Breaking Into a Genre: Neil Gaiman Style

Posted by emily

Just before we launched our current feature for Neil Gaiman's THE OCEAN AT THE END OF THE LANE, one of our readers, Sue from the Wordsworth Book Club, contacted Carol and asked for a guide for this book, as well as other materials that would enhance her book group's discussion. In her email she said, “Our book club is discussing THE OCEAN AT THE END OF THE LANE and whenever I select a Fantasy/Myth/Fairy Tale there is a lot of discussion about ‘what the book is about.’” She went on to say, “I enjoy the books just for the enjoyment of reading it and really don’t try to ‘figure it out.’  I try to select books for our discussions that cover different genre than they would normally read with good response and success. This is one genre they do have a problem with, so I am asking if you can direct me to a good review or discussion on the book that can help them understand the meaning of the story.” Sue’s sister and brother-in-law are published writers and both “have been very insistent that I try all genres to truly enjoy reading, fantasy or science fiction being among those choices.”
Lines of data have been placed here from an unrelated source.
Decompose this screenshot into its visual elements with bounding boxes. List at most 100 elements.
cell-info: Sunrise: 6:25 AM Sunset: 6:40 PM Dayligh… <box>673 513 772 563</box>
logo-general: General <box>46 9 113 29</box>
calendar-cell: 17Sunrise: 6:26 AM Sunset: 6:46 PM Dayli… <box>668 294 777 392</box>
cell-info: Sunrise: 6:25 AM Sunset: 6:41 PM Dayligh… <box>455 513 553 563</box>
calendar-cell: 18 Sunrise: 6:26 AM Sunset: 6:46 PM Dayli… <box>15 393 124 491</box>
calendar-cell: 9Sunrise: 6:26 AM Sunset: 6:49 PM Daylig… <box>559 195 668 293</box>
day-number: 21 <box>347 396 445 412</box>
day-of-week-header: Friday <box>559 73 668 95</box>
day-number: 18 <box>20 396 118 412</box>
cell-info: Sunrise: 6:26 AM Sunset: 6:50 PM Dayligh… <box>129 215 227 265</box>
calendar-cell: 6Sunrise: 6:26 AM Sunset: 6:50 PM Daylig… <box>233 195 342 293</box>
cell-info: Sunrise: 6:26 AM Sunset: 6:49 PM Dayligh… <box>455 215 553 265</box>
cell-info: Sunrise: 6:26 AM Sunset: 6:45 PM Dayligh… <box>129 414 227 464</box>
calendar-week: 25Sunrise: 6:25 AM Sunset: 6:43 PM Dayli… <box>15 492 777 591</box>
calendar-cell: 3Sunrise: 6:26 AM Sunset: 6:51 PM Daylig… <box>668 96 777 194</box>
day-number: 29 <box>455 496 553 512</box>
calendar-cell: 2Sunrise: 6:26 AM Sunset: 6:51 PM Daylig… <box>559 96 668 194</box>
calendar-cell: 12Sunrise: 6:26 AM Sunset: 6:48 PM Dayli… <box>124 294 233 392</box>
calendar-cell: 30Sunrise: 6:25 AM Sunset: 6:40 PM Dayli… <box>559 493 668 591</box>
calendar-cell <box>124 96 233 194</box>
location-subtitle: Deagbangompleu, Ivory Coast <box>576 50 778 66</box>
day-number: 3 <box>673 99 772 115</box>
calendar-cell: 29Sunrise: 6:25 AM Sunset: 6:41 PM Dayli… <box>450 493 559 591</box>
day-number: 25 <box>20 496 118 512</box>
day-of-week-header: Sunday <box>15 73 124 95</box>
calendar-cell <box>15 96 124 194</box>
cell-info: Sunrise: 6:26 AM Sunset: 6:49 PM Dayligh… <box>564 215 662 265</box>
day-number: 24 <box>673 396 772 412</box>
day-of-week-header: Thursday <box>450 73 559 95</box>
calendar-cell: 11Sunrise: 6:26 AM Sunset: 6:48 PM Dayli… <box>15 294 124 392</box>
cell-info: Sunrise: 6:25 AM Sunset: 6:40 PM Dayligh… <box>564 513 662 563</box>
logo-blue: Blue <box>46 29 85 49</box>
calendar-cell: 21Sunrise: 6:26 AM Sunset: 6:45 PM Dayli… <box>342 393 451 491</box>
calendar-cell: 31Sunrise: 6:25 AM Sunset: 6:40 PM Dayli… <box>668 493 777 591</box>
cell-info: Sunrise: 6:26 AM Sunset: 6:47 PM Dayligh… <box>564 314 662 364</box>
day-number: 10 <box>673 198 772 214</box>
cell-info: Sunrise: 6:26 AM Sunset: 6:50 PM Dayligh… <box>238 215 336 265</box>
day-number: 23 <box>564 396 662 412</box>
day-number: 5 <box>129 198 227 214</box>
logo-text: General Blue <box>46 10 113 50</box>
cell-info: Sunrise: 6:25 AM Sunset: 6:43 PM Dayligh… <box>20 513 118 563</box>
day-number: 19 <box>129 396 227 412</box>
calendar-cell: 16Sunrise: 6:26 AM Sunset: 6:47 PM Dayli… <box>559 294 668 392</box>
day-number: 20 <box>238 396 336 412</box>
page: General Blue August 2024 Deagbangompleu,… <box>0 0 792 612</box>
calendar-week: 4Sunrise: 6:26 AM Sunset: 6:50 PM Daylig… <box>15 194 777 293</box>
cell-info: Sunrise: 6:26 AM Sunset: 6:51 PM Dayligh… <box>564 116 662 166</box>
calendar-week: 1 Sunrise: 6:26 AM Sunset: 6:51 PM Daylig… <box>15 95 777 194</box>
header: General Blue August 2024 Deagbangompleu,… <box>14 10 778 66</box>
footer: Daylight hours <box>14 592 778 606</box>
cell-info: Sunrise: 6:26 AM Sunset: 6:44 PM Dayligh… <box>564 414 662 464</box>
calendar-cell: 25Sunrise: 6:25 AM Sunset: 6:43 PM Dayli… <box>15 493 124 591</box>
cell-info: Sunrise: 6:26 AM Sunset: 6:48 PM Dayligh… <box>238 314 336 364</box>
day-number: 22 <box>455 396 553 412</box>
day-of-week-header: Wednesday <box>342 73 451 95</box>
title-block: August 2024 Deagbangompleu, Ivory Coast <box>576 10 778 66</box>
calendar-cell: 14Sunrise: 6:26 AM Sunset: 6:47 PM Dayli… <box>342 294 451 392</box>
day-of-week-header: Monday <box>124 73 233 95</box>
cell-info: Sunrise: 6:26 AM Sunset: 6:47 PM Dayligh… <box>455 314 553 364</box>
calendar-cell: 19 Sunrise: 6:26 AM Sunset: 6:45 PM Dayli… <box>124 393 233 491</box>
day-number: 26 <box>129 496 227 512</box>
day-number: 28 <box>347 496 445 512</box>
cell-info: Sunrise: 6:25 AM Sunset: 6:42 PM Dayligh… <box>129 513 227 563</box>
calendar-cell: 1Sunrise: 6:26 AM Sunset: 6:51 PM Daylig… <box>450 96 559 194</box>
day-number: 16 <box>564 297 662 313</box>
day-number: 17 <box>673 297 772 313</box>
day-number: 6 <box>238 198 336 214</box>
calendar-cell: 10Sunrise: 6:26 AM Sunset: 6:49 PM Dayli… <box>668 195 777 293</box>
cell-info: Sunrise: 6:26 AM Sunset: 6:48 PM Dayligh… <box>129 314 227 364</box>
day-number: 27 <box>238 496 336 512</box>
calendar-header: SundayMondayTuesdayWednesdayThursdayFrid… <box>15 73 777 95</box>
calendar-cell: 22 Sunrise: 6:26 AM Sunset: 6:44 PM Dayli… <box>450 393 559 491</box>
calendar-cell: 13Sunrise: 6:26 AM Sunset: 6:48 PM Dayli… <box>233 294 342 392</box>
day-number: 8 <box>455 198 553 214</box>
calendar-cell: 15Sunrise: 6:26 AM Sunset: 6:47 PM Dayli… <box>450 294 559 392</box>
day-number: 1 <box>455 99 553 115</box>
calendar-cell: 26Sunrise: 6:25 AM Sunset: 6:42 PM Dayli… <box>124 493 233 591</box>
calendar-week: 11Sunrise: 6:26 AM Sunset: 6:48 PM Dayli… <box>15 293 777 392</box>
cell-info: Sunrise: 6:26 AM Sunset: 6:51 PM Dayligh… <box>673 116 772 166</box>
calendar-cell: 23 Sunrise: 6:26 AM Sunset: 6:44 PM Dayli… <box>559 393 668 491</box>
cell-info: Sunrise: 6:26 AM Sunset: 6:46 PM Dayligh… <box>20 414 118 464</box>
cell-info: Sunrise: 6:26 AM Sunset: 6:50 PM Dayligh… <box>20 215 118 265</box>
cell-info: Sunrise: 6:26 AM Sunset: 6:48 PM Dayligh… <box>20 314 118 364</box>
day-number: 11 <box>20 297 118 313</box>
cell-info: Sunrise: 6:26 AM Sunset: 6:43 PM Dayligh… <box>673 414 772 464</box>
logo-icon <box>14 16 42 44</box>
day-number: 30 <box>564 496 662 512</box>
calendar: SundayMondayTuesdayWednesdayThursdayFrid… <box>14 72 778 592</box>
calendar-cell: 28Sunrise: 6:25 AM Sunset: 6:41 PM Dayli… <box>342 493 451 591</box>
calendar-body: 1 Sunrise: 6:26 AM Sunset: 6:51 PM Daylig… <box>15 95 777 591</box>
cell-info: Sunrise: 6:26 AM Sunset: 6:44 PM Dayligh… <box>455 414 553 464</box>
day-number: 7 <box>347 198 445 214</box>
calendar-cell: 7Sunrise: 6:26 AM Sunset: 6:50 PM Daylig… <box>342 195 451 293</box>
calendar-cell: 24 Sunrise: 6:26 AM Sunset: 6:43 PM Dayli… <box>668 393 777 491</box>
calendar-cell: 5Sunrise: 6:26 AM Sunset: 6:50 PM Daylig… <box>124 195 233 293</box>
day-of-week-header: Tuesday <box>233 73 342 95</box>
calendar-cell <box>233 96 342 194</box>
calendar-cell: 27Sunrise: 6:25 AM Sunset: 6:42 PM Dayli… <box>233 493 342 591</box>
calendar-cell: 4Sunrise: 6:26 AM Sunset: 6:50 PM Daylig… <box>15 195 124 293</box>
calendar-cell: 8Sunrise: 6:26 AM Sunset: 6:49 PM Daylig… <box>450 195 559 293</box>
We shared our guide and this New York Times review that the publisher suggested but, intrigued, we asked her more about her group and their discussion.   

Sue lives in a 55+-condominium neighborhood comprised of 50 two-story buildings. She said, “The community has two book groups; one meets in the mornings  (the second Tuesday of the month) and one in the evenings in our Village Hall Library, which a few of us maintain for the community with donated books that can be checked out “.  With over 1,200 titles, they have “a nice place for the residents of West Neck to read and enjoy the written word.”

She goes on to say, “We walk to the morning group because it is held in the hostess’ home. We are all retired and now have time to enjoy reading on a larger scale, even though we are probably far busier volunteering for various things than we were when we were working. There are lots of retired teachers and nurses among us, as those were the careers for women when we were young. “The average age of the group attendees is 65. Sue goes on to say, “We have become open to new genres since the book clubs were started. There are 10 of us who attend both AM and PM meetings and two more who attend the morning meetings only. We have a few who only attend when the book is something there are interested in.”

For the morning group the hostess picks the book. To give you an idea of the challenges for discussion fantasy, the group’s discussion for this month is GONE WITH THE WIND. “One of our members, Mary, selected it  and most have not read it since school (eons ago). We have a whole different perspective on it after so many years, so it should make for a great discussion” in June. 

Her role? “I love to say I ‘mediate’ the meetings in the evening because sometimes they can get loud, but in truth I guess you would call me the moderator. I start as early as October to look for books to list for the following year, and at book group members’ request we discuss a different genre every month. Fantasy/Fairy Tale/Myth is a challenge, but THE OCEAN AT THE END OF THE LANE seemed like a great choice after reading reviews and perusing the book myself. It was’s recommendation that really sealed the deal!”

So what happened during their discussion? “There were only six of us at the book club meeting on May 19th when we discussed the book, but the discussion was one of the best we have had in a while. Our best discussions are usually when everyone does not agree on the book. Then those who like the book try to convince the ones who didn’t why they should appreciate it --- and typically everyone ends up really liking the book.”  

During their meeting Sue worked to describe understanding the fantasy genre --- why it is a legitimate genre and should be considered a good read. “One of the women who just did not understand this is a retired school teacher who thinks of books like JAMES AND THE GIANT PEACH, ALICE IN WONDERLAND and CINDERELLA as fantasy/fairy tales. The group asked if she believed the pumpkin actually became a coach and she answered, ‘Of course.'  So we asked why she couldn’t believe the duck pond could become an ocean [in THE OCEAN AT THE END OF THE LANE] and she admitted that she had not seen it that way. To carry it one step further: If she believed in Cinderella’s fairy godmother, why couldn’t she believe the three females were “special” [in Neil Gaiman’s story]?  Then we discussed the story being the result of a traumatic event and the possibility that, like in THE WIZARD OF OZ, the characters might be actual people in the protagonist’s life but were changed into fantasy because of the trauma suffered.”

She went on with this train of thought saying, “The boy was a loner; no one came to his birthday party and he lived life through children’s books. The moral --- if there is one for this book --- should be that friendship and trust are of the utmost important in counteracting the evil in life.” It should be noted that there were two group members who read and enjoyed the book simply as a fantasy.

Sue also got feedback on the book from those who could not make the meeting as they wanted to weigh in with their opinions! Clearly this was a book that engaged readers. She continued, “I plan to continue to add at least one fantasy book a year to my group’s list. [I know the group enjoys them] because after the discussions we have had, there always are one or two members who will admit to not having finished the book during our discussion, but once we have discussed it they will go back and finish it. Being in the book group challenges them to read a book for the pure pleasure of reading a story, without a motive or rational reason --- just the pleasure of reading and opening up a new world --- or in this case genre --- for yourself. This is the first Neil Gaiman book we have read.” We’re interested in seeing what fantasy title they read next.

One last nice thing she noted, “Since we started these book clubs, we have even managed to get our husbands to read, although they don’t attend the meetings.” Nice indeed!